Element	Type	Sort By	Filter	Description
apiToken	string			The returned token used to make subsequent authorized API calls. The API token follows the JSON Web Token (JWT), RFC 7519 standard. Specify the Bearer authorization type with the token in the header of subsequent API requests: Authorization: Bearer <apiToken> See Example: Using Authorize JWT Token.
expires	number			The date and time (in milliseconds) when the apiToken expires.
status	number			The HTTP response code of the request. Possible status values include: 200—successful response; 400—the payload is null or invalid (i.e. userName or pwd is empty or invalid); 401—authentication failed (e.g. user does not exist, incorrect password, or user account is locked). 403—forbidden access.
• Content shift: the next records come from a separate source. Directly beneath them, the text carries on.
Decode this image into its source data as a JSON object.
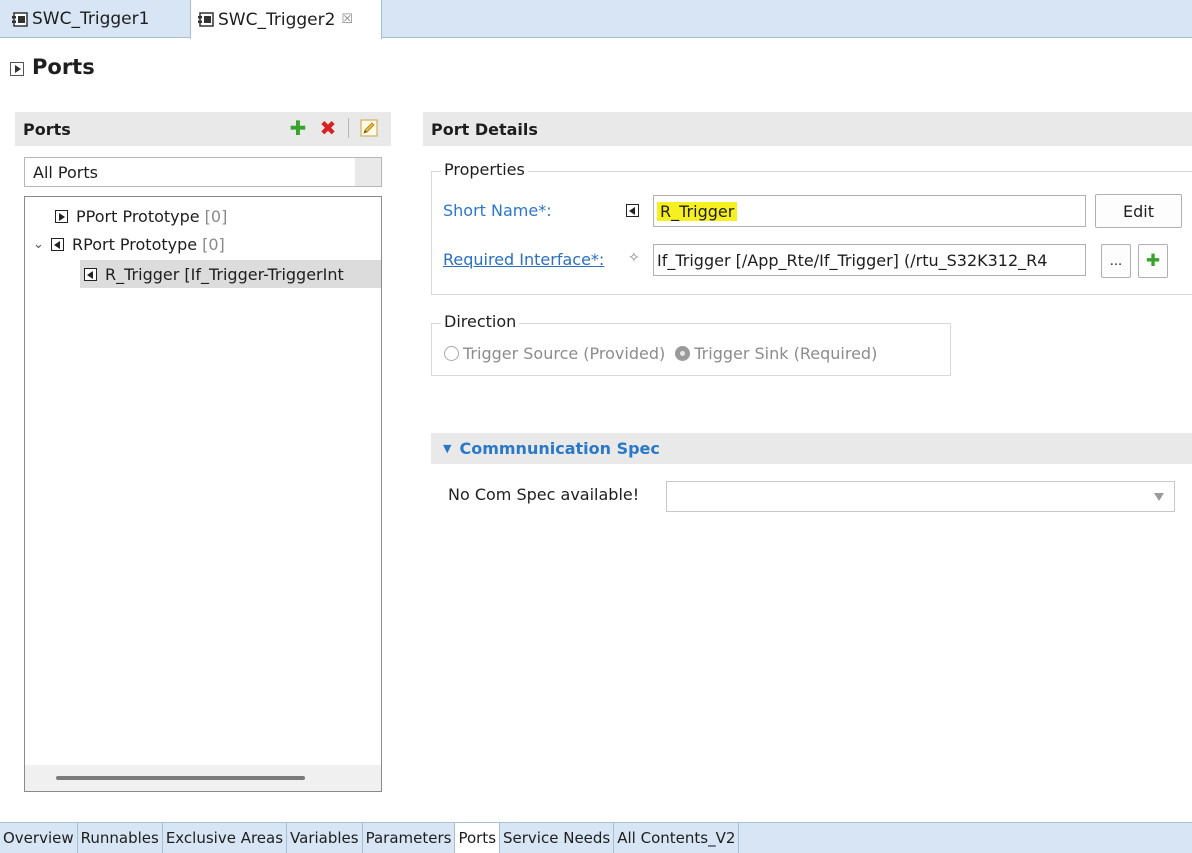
{
  "editor_tabs": [
    {
      "label": "SWC_Trigger1",
      "active": false,
      "icon": "component-icon"
    },
    {
      "label": "SWC_Trigger2",
      "active": true,
      "icon": "component-icon",
      "close_glyph": "☒"
    }
  ],
  "page": {
    "title": "Ports",
    "icon": "expand-section-icon"
  },
  "ports_panel": {
    "title": "Ports",
    "toolbar": {
      "add_icon": "✚",
      "delete_icon": "✖",
      "edit_icon": "pencil-icon"
    },
    "filter_value": "All Ports",
    "tree": [
      {
        "label": "PPort Prototype",
        "count": "[0]",
        "icon": "pport-icon",
        "expanded": false
      },
      {
        "label": "RPort Prototype",
        "count": "[0]",
        "icon": "rport-icon",
        "expanded": true,
        "twisty": "⌄"
      },
      {
        "label": "R_Trigger [If_Trigger-TriggerInt",
        "icon": "rport-icon",
        "selected": true
      }
    ]
  },
  "port_details": {
    "title": "Port Details",
    "properties": {
      "group_label": "Properties",
      "short_name_label": "Short Name*:",
      "short_name_value": "R_Trigger",
      "edit_button": "Edit",
      "required_interface_label": "Required Interface*:",
      "required_interface_value": "If_Trigger [/App_Rte/If_Trigger] (/rtu_S32K312_R4",
      "browse_button": "...",
      "add_button": "✚"
    },
    "direction": {
      "group_label": "Direction",
      "options": [
        {
          "label": "Trigger Source (Provided)",
          "checked": false
        },
        {
          "label": "Trigger Sink (Required)",
          "checked": true
        }
      ]
    },
    "com_spec": {
      "header": "Commnunication Spec",
      "label": "No Com Spec available!",
      "value": ""
    }
  },
  "bottom_tabs": [
    {
      "label": "Overview",
      "active": false
    },
    {
      "label": "Runnables",
      "active": false
    },
    {
      "label": "Exclusive Areas",
      "active": false
    },
    {
      "label": "Variables",
      "active": false
    },
    {
      "label": "Parameters",
      "active": false
    },
    {
      "label": "Ports",
      "active": true
    },
    {
      "label": "Service Needs",
      "active": false
    },
    {
      "label": "All Contents_V2",
      "active": false
    }
  ],
  "colors": {
    "accent": "#2a78c8",
    "highlight": "#f7f020",
    "tab_bar": "#d7e5f4",
    "add": "#38a32a",
    "delete": "#d82222"
  }
}
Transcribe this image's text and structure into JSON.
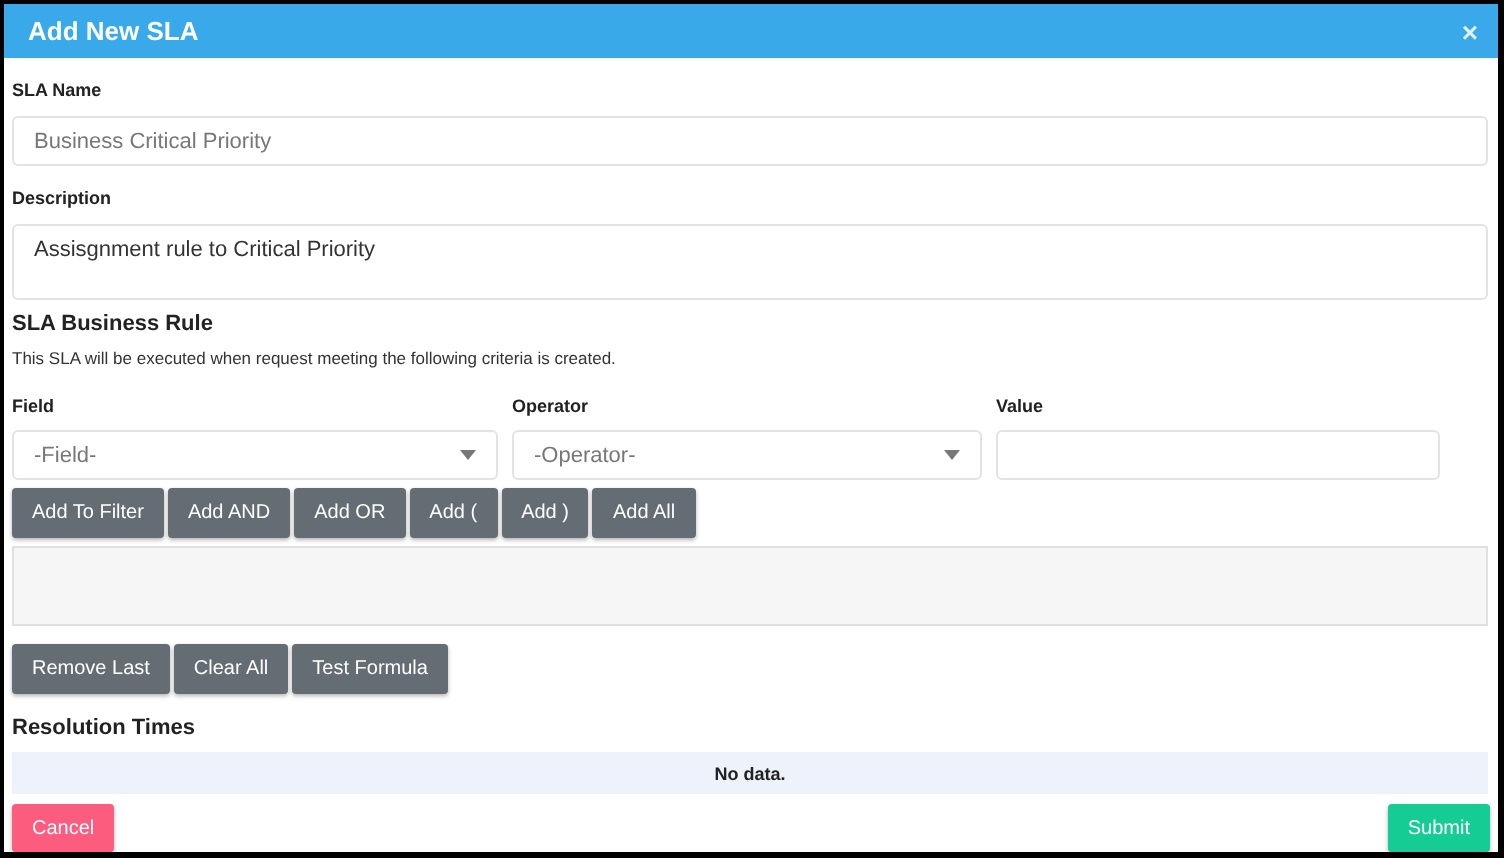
{
  "dialog": {
    "title": "Add New SLA",
    "close": "×"
  },
  "sla_name": {
    "label": "SLA Name",
    "placeholder": "Business Critical Priority"
  },
  "description": {
    "label": "Description",
    "value": "Assisgnment rule to Critical Priority"
  },
  "business_rule": {
    "heading": "SLA Business Rule",
    "note": "This SLA will be executed when request meeting the following criteria is created.",
    "criteria": [
      {
        "kind": "select",
        "label": "Field",
        "placeholder": "-Field-"
      },
      {
        "kind": "select",
        "label": "Operator",
        "placeholder": "-Operator-"
      },
      {
        "kind": "input",
        "label": "Value"
      }
    ],
    "filter_buttons": [
      "Add To Filter",
      "Add AND",
      "Add OR",
      "Add (",
      "Add )",
      "Add All"
    ],
    "formula_buttons": [
      "Remove Last",
      "Clear All",
      "Test Formula"
    ]
  },
  "resolution_times": {
    "heading": "Resolution Times",
    "empty": "No data."
  },
  "footer": {
    "cancel": "Cancel",
    "submit": "Submit"
  }
}
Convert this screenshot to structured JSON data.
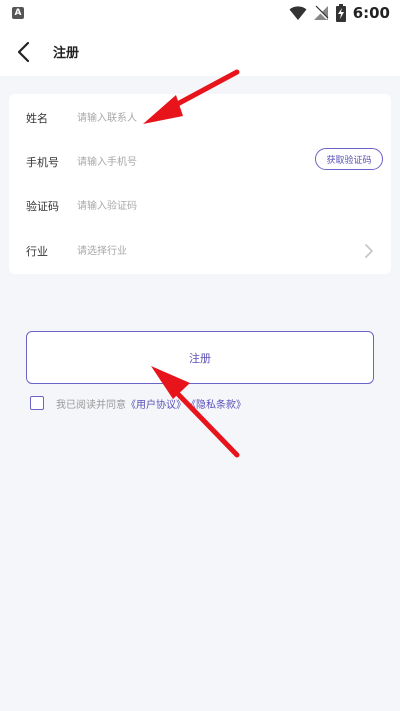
{
  "status_bar": {
    "app_badge": "A",
    "time": "6:00"
  },
  "header": {
    "title": "注册"
  },
  "form": {
    "name": {
      "label": "姓名",
      "placeholder": "请输入联系人"
    },
    "phone": {
      "label": "手机号",
      "placeholder": "请输入手机号",
      "code_button": "获取验证码"
    },
    "code": {
      "label": "验证码",
      "placeholder": "请输入验证码"
    },
    "industry": {
      "label": "行业",
      "placeholder": "请选择行业"
    }
  },
  "register_button": "注册",
  "agreement": {
    "prefix": "我已阅读并同意",
    "user_agreement": "《用户协议》",
    "privacy_policy": "《隐私条款》"
  },
  "colors": {
    "accent": "#6c63c7",
    "annotation_arrow": "#e8141c"
  }
}
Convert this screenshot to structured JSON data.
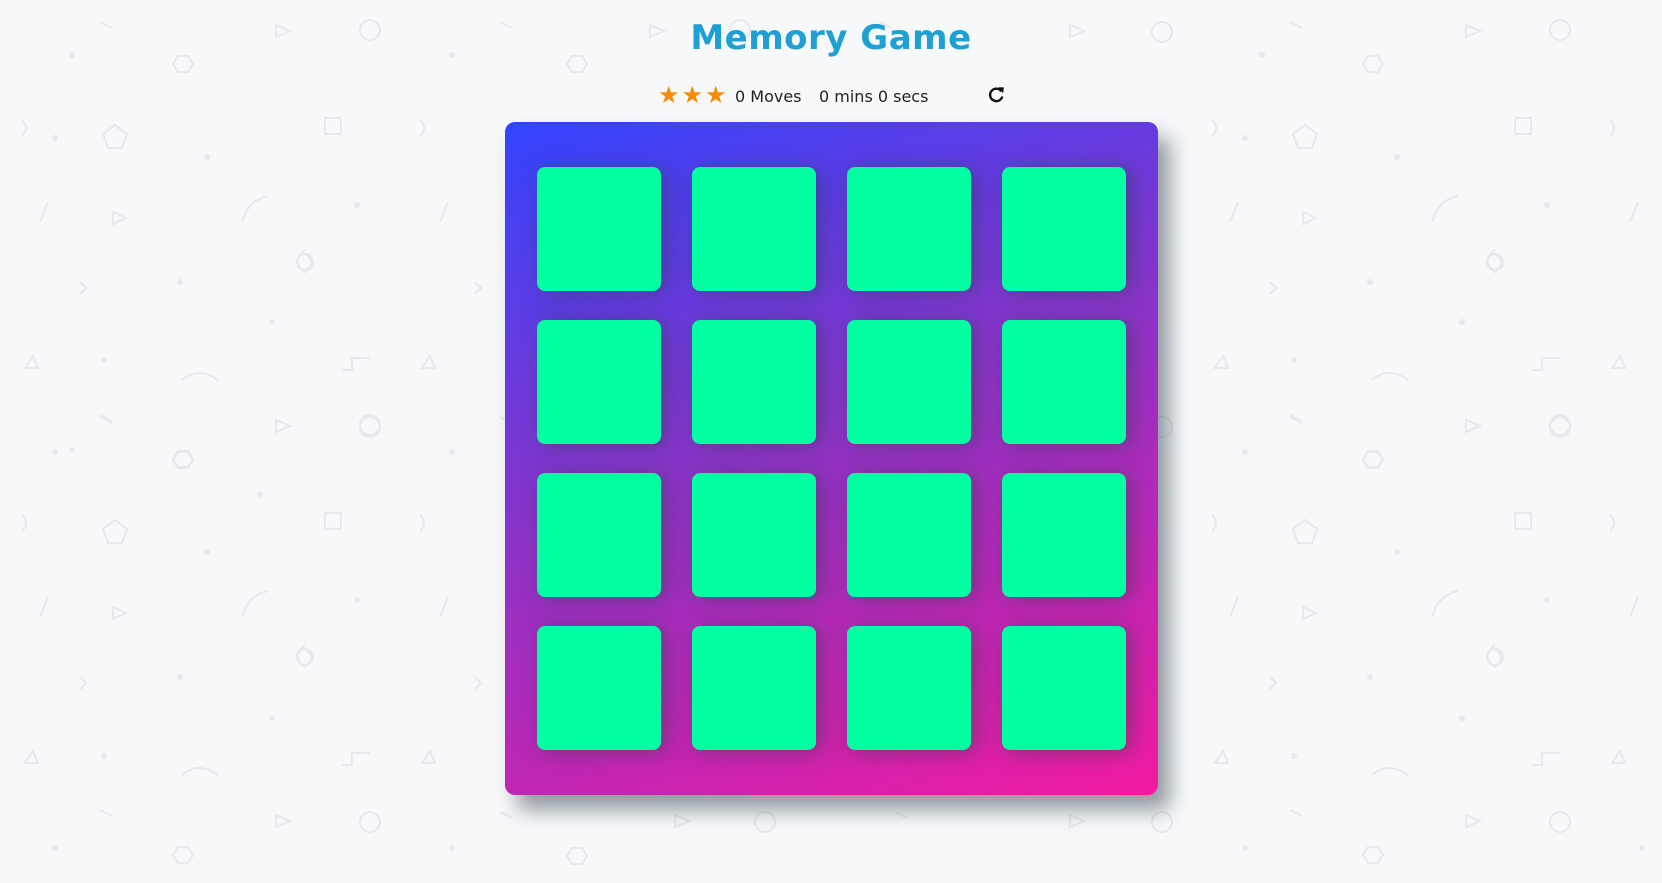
{
  "header": {
    "title": "Memory Game"
  },
  "score_panel": {
    "stars": [
      "star-icon",
      "star-icon",
      "star-icon"
    ],
    "star_color": "#f58a07",
    "moves_text": "0 Moves",
    "timer_text": "0 mins 0 secs",
    "restart_icon": "repeat-icon"
  },
  "deck": {
    "rows": 4,
    "cols": 4,
    "card_color": "#02ffa2",
    "gradient_colors": [
      "#3344ff",
      "#8a34c9",
      "#f21aa0"
    ],
    "card_state": "face-down"
  },
  "colors": {
    "title": "#1ea0d4",
    "background": "#f7f8fa"
  }
}
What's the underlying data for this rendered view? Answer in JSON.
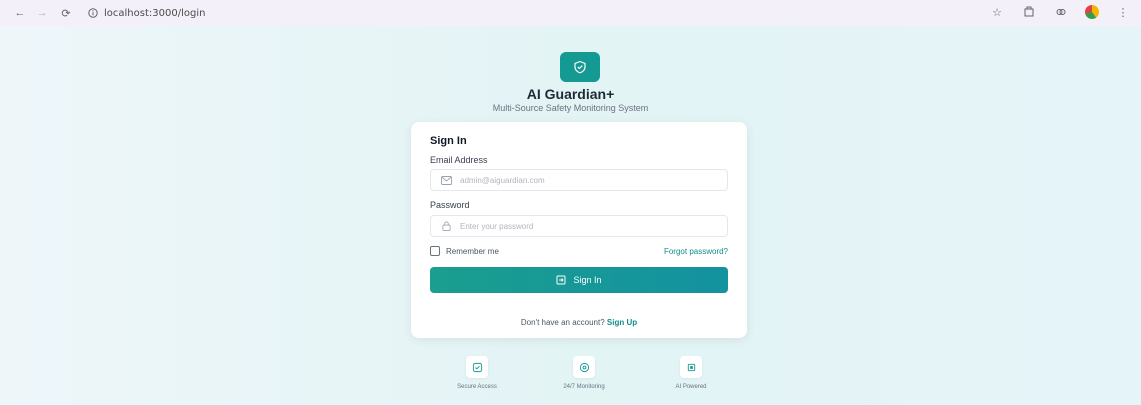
{
  "browser": {
    "url": "localhost:3000/login"
  },
  "brand": {
    "title": "AI Guardian+",
    "subtitle": "Multi-Source Safety Monitoring System",
    "accent": "#159a93"
  },
  "signin": {
    "title": "Sign In",
    "email_label": "Email Address",
    "email_placeholder": "admin@aiguardian.com",
    "password_label": "Password",
    "password_placeholder": "Enter your password",
    "remember_label": "Remember me",
    "forgot_label": "Forgot password?",
    "button_label": "Sign In",
    "signup_prompt": "Don't have an account?",
    "signup_link": "Sign Up"
  },
  "features": [
    {
      "label": "Secure Access",
      "icon": "shield-check-icon"
    },
    {
      "label": "24/7 Monitoring",
      "icon": "eye-icon"
    },
    {
      "label": "AI Powered",
      "icon": "cpu-icon"
    }
  ]
}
The trial or subscription has expired. 429—requests are too frequent. 500—internal server error.
message	string			The message for an error status response. See the row above, for details

Note: Other response status and error messages could indicate issues with the Densify web server or connectivity issues to the web server.

Examples

Example: Successful Authorize

The following example shows you how to obtain an API token using the apiUser account.

Example: Successful Authorize

Request:

Copy

POST /authorize
{
    "userName": "apiUser",
    "pwd": "apiPassword"
}

Response:

Copy

{
  "apiToken": "eyJhbGciOiJIUzUxMiJ9.eyJqdGkiOiIzNzI2Yzk0NC0wMmE4LTRlYzQtOGE2Ny04ODBmMDM2OTRhZDciLCJpYXQiOjE1NDI2NTI0MDUsInN1YiI6InZhbiIsImlzcyI6IkRlbnNpZnkuY29tIiwiZXhwIjoxNTQyNjUyNzA1fQ.cJd8qFJfRoPnMEU7GzcdYGBT8WwlgmviQ1OQp8P_w9VUcjQA3FJaB9QkqJJ6d7zbrY5yjc4w0rOWjY-PPdbmqw",
  "expires" : 1542652705869,
  "status" : 200
}

Example: Unauthorized

The following example shows an authorize request with invalid user credentials.

Example: Unauthorized

Request:

Copy

POST /authorize
{
    "userName": "APIUser",
    "pwd": "wrongPassword"
}

Response:

Copy

{
  "message" : "Unauthorized",
  "status" : 401
}

Example: Using Authorize JWT Token

The following example shows you how to use the API token obtained from the /authorize resource to make an authorized API request. In this example, an API request is made to list all cloud analyses in Densify using the JWT token for authorization, which is passed to the header as a Bearer token authorization type.

Example: Using JWT API token to Make Authorized Request to List All Cloud Analyses

Request:

Copy

GET /analysis/cloud

Headers:

Copy

Accept: application/json 
Authorization: Bearer eyJhbGciOiJIUzUxMiJ9.eyJqdGkiOiIzNzI2Yzk0NC0wMmE4LTRlYzQtOGE2Ny04ODBmMDM2OTRhZDciLCJpYXQiOjE1NDI2NTI0MDUsInN1YiI6InZhbiIsImlzcyI6IkRlbnNpZnkuY29tIiwiZXhwIjoxNTQyNjUyNzA1fQ.cJd8qFJfRoPnMEU7GzcdYGBT8WwlgmviQ1OQp8P_w9VUcjQA3FJaB9QkqJJ6d7zbrY5yjc4w0rOWjY-PPdbmqw

Note: The long JWT token string is taken from the apiToken element of an /authorize request. This example shows the raw token string, but typical implementations would save the API token as a variable and pass it to the request header. See Example: Returning AWS Recommendations with Low Effort in Terraform-map Form.